Phitsamy Senesouk is a legal resident alien. As a result of his guilty plea for
cocaine distribution, Senesouk is subject to deportation at the conclusion of his
incarceration. At his sentencing proceeding, Senesouk asked the District Court to depart
downward from the Guidelines based on, inter alia, the notion that his deportability
exacerbated his sentence. Senesouk asserted that his actual sentence would be lengthened
because of the inevitable incarceration that results from awaiting deportation. Although
the District Court appreciated Senesouk’s position and even “found some logic to it,” the
District Court denied Senesouk’s motion for a downward departure, stating that
Senesouk’s deportability did not “support[] a downward departure in this case.”
Senesouk contends that the basis for the District Court’s decision is unclear. In
his view, the District Court’s decision could be based on either: 1) an erroneous
interpretation of the law (i.e., that the District Court believed it lacked the authority under
U.S.S.G. § 5K2.0 1 to grant a downward departure on the basis of Senesouk’s status as a
deportable alien); or 2) the District Court believed it had discretion, but chose not to
exercise it. Because of this ambiguity, Senesouk requests that this court reverse and
remand for resentencing with instructions that it is appropriate to consider his
deportability as a basis for a downward departure.
To the extent Senesouk alleges that the District Court committed legal error when
imposing his sentence, this court has jurisdiction under 18 U.S.C. § 3742. See United
1
U.S.S.G. § 5K2.0 provides in relevant part, “[t]he sentencing court may depart from
the applicable guideline range if . . . the court finds . . . that there exists an aggravating or
mitigating circumstance.”
2
States v. Georgiadis,
933 F.2d 1219, 1222 (3d Cir. 1991). However, to the extent this
appeal attacks the District Court’s exercise of discretion in refusing to depart downward
from the Guidelines, it must be dismissed for lack of appellate jurisdiction. See United
States v. Denardi,
892 F.2d 269, 272 (3d Cir. 1989).
Senesouk pled guilty to two counts of distributing cocaine in violation of 21
U.S.C. § 841(a)(1). As a result of receiving two prior felony drug convictions, Senesouk
qualified as a “career offender” under U.S.S.G. § 4B1.1. This resulted in a Guidelines
range of 151-188 months in prison and a criminal history category designation of VI. On
July 30, 2003, Senesouk filed a motion for downward departure from the Guidelines
based on three separate grounds: 1) Senesouk’s criminal history category of VI
“significantly over-represented the seriousness of his prior criminal record”; 2) Senesouk
had “trouble assimilating himself into the American culture”; and 3) Senesouk’s status as
a potentially deportable alien “will result in unusual or exceptional hardship in his
conditions of confinement.” Senesouk formally withdrew his motion based on
assimilation grounds at the January 15, 2004 sentencing hearing. At the same hearing, the
District Court denied Senesouk’s remaining motions for downward departure. Senesouk
timely appealed.
A review of the record shows that the District Court believed it had the authority
to depart, but exercised its discretion to the contrary. Although the District Court did not
expressly state that it knew that it had the authority to depart, this court has held that
3
“such recitals are not mandatory.” United States v. Mummert,
34 F.3d 201, 206 (3d Cir.
1994) (citing
Georgiadis, 933 F.2d at 1222). The District Court’s language and its actions
at the sentencing hearing establish that the District Court believed that it had the authority
to take Senesouk’s deportability into account, but made a discretionary decision not to
exercise it.
At the sentencing hearing, the District Court asked Senesouk to articulate exactly
what it was about his deportation that merited a downward departure, and listened to him
argue the merits. The District Court then allowed the government to state its position.

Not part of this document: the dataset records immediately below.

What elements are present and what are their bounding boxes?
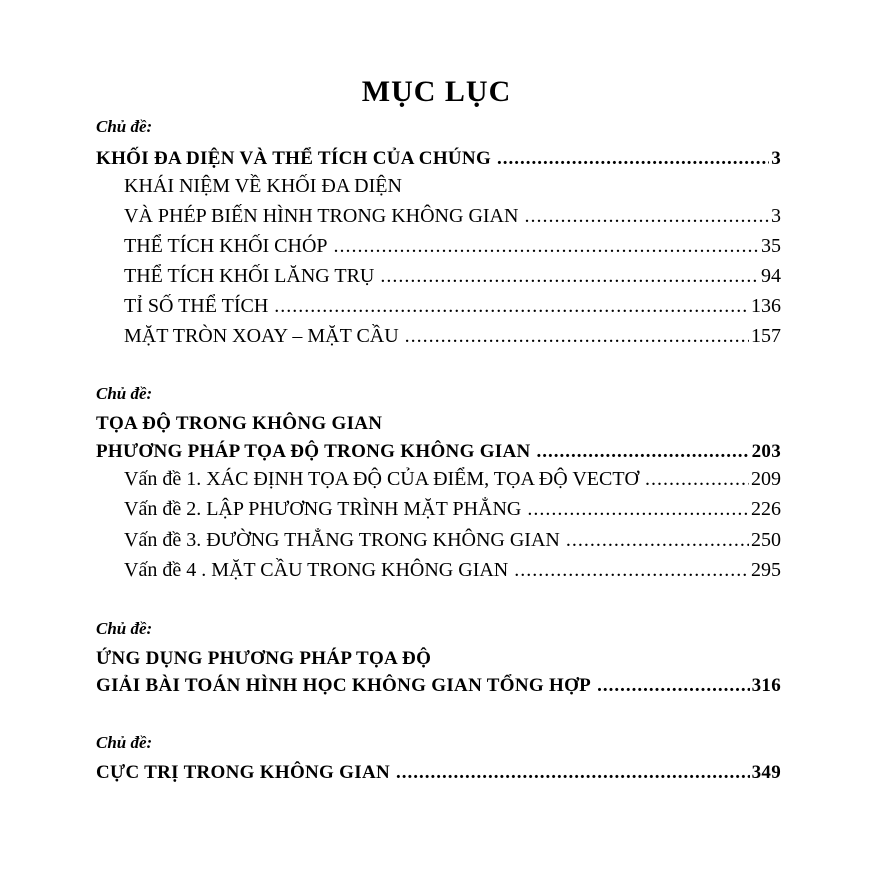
toc-page-number: 3 — [771, 205, 781, 227]
toc-entry-sub[interactable] — [124, 498, 781, 521]
dot-leader — [645, 468, 749, 491]
toc-page-number: 226 — [751, 498, 781, 520]
toc-entry-title: CỰC TRỊ TRONG KHÔNG GIAN — [96, 762, 390, 783]
toc-entry-sub[interactable] — [124, 265, 781, 288]
toc-entry-title: Vấn đề 4 . MẶT CẦU TRONG KHÔNG GIAN — [124, 559, 509, 581]
toc-entry-sub[interactable] — [124, 559, 781, 582]
toc-entry-main[interactable] — [96, 148, 781, 170]
dot-leader — [597, 675, 750, 697]
toc-entry-main[interactable] — [96, 762, 781, 784]
toc-page-number: 349 — [751, 762, 781, 783]
toc-entry-title: GIẢI BÀI TOÁN HÌNH HỌC KHÔNG GIAN TỔNG HỢP — [96, 675, 592, 696]
toc-entry-title: MẶT TRÒN XOAY – MẶT CẦU — [124, 325, 399, 347]
toc-entry-sub[interactable] — [124, 175, 781, 198]
dot-leader — [537, 441, 750, 463]
dot-leader — [524, 205, 769, 228]
toc-heading-line — [96, 413, 781, 435]
toc-entry-title: PHƯƠNG PHÁP TỌA ĐỘ TRONG KHÔNG GIAN — [96, 441, 531, 462]
toc-page-number: 316 — [751, 675, 781, 696]
dot-leader — [497, 148, 769, 170]
dot-leader — [566, 529, 749, 552]
toc-entry-title: VÀ PHÉP BIẾN HÌNH TRONG KHÔNG GIAN — [124, 205, 519, 227]
toc-heading-line — [96, 648, 781, 670]
toc-entry-title: KHÁI NIỆM VỀ KHỐI ĐA DIỆN — [124, 175, 402, 197]
topic-label: Chủ đề: — [96, 384, 153, 403]
toc-page-number: 203 — [751, 441, 781, 462]
toc-page-number: 35 — [761, 235, 781, 257]
dot-leader — [396, 762, 750, 784]
topic-label: Chủ đề: — [96, 117, 153, 136]
toc-entry-title: TỈ SỐ THỂ TÍCH — [124, 295, 269, 317]
toc-page-number: 209 — [751, 468, 781, 490]
toc-entry-sub[interactable] — [124, 325, 781, 348]
toc-entry-sub[interactable] — [124, 295, 781, 318]
page-title: MỤC LỤC — [361, 75, 512, 108]
toc-entry-sub[interactable] — [124, 205, 781, 228]
toc-entry-sub[interactable] — [124, 529, 781, 552]
toc-entry-title: THỂ TÍCH KHỐI LĂNG TRỤ — [124, 265, 375, 287]
toc-entry-title: THỂ TÍCH KHỐI CHÓP — [124, 235, 328, 257]
toc-entry-main[interactable] — [96, 441, 781, 463]
toc-entry-title: KHỐI ĐA DIỆN VÀ THỂ TÍCH CỦA CHÚNG — [96, 148, 492, 169]
toc-entry-main[interactable] — [96, 675, 781, 697]
toc-entry-title: Vấn đề 1. XÁC ĐỊNH TỌA ĐỘ CỦA ĐIỂM, TỌA ĐỘ VECTƠ — [124, 468, 639, 490]
dot-leader — [334, 235, 759, 258]
toc-entry-sub[interactable] — [124, 468, 781, 491]
toc-entry-sub[interactable] — [124, 235, 781, 258]
toc-page-number: 136 — [751, 295, 781, 317]
toc-page-number: 250 — [751, 529, 781, 551]
dot-leader — [380, 265, 759, 288]
toc-page-number: 3 — [771, 148, 781, 169]
toc-page-number: 157 — [751, 325, 781, 347]
topic-label: Chủ đề: — [96, 619, 153, 638]
dot-leader — [274, 295, 749, 318]
toc-heading-text: ỨNG DỤNG PHƯƠNG PHÁP TỌA ĐỘ — [96, 648, 432, 669]
toc-page-number: 295 — [751, 559, 781, 581]
toc-entry-title: Vấn đề 3. ĐƯỜNG THẲNG TRONG KHÔNG GIAN — [124, 529, 560, 551]
dot-leader — [405, 325, 749, 348]
toc-page-number: 94 — [761, 265, 781, 287]
toc-entry-title: Vấn đề 2. LẬP PHƯƠNG TRÌNH MẶT PHẲNG — [124, 498, 522, 520]
dot-leader — [514, 559, 749, 582]
toc-heading-text: TỌA ĐỘ TRONG KHÔNG GIAN — [96, 413, 383, 434]
dot-leader — [527, 498, 749, 521]
topic-label: Chủ đề: — [96, 733, 153, 752]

The District Court responded to Senesouk’s argument by stating, “while I understand
your position, and there is some logic to it . . . I don’t see it as supporting a downward
departure in this case.” Use of the phrase “in this case” suggests that the District Court
believed that deportation may constitute sufficient grounds for a downward departure in
certain cases, although not in the present one. That is, the District Court’s choice of
words suggests a willingness to take deportation into consideration in situations where it
finds that deportation sufficiently exacerbates the defendant’s condition.
Although this court has never expressly stated that deportability is a valid factor to
be taken into consideration, see, e.g., United States v. Marin-Castaneda,
134 F.3d 551,
554 (3d Cir. 1998) (choosing not to address the appropriateness of deportation as a
grounds for downward departure because the defendant did not argue that deportability
exacerbated his sentence), the District Court’s comments and actions at the sentencing
4
hearing are inconsistent with the notion that it believed it was precluded from taking
deportability into consideration. Because the District Court seemed to indicate that a
downward departure for deportation is permissible under some circumstances, we are
persuaded that the District Court’s refusal to depart on this ground was discretionary.

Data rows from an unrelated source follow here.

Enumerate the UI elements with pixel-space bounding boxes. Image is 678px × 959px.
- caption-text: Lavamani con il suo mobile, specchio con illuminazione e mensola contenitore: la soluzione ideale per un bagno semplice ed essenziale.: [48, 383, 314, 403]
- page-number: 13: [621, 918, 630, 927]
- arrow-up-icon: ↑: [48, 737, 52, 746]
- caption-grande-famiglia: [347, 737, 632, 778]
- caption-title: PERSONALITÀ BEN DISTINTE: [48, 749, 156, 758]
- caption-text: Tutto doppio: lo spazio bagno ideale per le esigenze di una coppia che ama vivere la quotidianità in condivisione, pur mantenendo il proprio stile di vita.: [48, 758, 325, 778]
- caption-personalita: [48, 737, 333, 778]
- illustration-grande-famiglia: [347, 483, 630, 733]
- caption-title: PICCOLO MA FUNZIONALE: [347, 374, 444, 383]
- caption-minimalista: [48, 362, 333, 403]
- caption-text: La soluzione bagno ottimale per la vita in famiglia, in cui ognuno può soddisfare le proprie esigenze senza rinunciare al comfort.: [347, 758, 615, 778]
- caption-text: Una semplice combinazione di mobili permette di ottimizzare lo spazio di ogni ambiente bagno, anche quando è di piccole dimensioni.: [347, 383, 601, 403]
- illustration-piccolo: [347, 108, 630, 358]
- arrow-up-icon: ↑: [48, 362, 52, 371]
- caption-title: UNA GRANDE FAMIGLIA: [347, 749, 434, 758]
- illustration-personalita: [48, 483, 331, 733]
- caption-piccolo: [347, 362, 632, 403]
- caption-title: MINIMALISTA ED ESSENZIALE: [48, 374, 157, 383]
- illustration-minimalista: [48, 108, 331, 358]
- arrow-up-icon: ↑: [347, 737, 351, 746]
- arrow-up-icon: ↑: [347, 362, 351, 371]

Where the District Court’s ruling is based on an exercise of discretion, the appellate court
lacks jurisdiction. United States v. Stevens,
223 F.3d 239, 247 (3d Cir. 2000). United
States v. Farouil,
124 F.3d 838 (7th Cir. 1997), cited by appellant, is distinguished on its
facts, and adds little to the analysis.
Accordingly, the appeal is dismissed for want of appellate jurisdiction.